Plugin runtime is intentionally narrow:
- Discovery: built-in + local directories + Python entry points
- Contract check: metadata and version compatibility
- Lifecycle:
validate -> initialize -> (phase hooks) -> execute -> cleanup - Isolation: plugin failures are recorded in artifacts and only block runs in strict mode
Plugin boundary diagram:
changeset/plugins config
|
v
PluginLoader ----> PluginRegistry
| |
v v
PluginRuntime ----> phase hooks
(plugin_service) - query/doc source
| - auth/replay/analyze
v - gate/report/rollout
out/<run>/plugins/* - observability events
|
v
plugins.json + compare.json.plugins + report.json.plugin_report_sections
Core replay/compare logic stays in first-party packages; plugins are additive and optional.
- Existing commands stay valid.
- Existing artifact keys are never removed in-place.
- New sections are additive only.
- Feature packages must tolerate partial artifacts and missing Solr capabilities.

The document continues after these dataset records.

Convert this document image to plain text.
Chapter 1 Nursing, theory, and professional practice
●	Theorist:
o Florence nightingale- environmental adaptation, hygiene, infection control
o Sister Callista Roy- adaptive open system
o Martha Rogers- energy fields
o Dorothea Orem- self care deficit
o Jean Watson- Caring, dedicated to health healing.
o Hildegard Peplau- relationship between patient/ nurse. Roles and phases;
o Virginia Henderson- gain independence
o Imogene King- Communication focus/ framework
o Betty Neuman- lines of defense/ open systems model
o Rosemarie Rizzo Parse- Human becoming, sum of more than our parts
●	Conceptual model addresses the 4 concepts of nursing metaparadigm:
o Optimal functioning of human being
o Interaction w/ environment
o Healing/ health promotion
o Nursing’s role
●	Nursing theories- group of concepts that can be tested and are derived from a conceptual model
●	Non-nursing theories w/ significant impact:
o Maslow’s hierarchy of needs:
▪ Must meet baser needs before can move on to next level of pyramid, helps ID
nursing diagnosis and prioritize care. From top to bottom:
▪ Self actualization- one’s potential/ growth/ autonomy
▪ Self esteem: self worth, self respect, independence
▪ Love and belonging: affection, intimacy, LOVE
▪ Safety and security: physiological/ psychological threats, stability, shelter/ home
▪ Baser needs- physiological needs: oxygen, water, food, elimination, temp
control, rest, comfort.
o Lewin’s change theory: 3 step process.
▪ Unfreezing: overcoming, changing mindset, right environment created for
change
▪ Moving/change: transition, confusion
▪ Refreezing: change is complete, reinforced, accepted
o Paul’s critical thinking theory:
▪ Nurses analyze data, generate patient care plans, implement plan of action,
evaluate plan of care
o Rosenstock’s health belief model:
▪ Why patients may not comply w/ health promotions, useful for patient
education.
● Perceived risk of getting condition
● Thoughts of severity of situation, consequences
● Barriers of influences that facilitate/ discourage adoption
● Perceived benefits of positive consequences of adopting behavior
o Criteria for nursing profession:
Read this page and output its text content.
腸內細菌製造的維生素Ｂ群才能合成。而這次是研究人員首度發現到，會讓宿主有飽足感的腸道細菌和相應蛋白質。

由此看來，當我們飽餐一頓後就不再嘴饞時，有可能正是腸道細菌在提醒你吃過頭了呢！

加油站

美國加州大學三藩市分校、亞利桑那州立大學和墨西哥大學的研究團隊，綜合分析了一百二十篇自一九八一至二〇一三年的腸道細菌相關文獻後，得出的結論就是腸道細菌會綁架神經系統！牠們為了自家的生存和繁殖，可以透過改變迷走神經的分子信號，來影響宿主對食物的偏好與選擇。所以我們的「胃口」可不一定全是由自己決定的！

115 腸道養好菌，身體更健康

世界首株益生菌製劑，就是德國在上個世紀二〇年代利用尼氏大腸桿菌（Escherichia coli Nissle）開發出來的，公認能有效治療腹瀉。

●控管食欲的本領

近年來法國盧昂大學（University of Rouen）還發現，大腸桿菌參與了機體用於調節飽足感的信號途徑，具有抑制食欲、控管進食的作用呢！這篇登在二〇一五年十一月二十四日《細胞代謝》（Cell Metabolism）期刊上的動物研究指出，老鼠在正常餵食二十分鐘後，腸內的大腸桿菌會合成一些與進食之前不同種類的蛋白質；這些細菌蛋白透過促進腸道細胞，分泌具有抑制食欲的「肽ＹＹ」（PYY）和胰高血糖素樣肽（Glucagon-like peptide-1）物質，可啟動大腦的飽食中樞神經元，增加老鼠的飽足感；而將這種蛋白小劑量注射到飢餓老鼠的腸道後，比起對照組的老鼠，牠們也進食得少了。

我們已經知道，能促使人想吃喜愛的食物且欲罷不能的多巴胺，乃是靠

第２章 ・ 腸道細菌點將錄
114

- Deterministic logic is preferred over opaque inference.
- Fast unit tests cover:
- parser/validator logic
- diff metrics
- root-cause and recommendation rules
- performance summarization
- env compare/auth helpers
- monitor history and drift math
- LTR feature parsing
- Docker integration tests cover Solr-dependent behavior.
- Smoke targets (
make smoke,make smoke-vector,make smoke-matrix) validate end-to-end slices against the bundled SolrCloud example.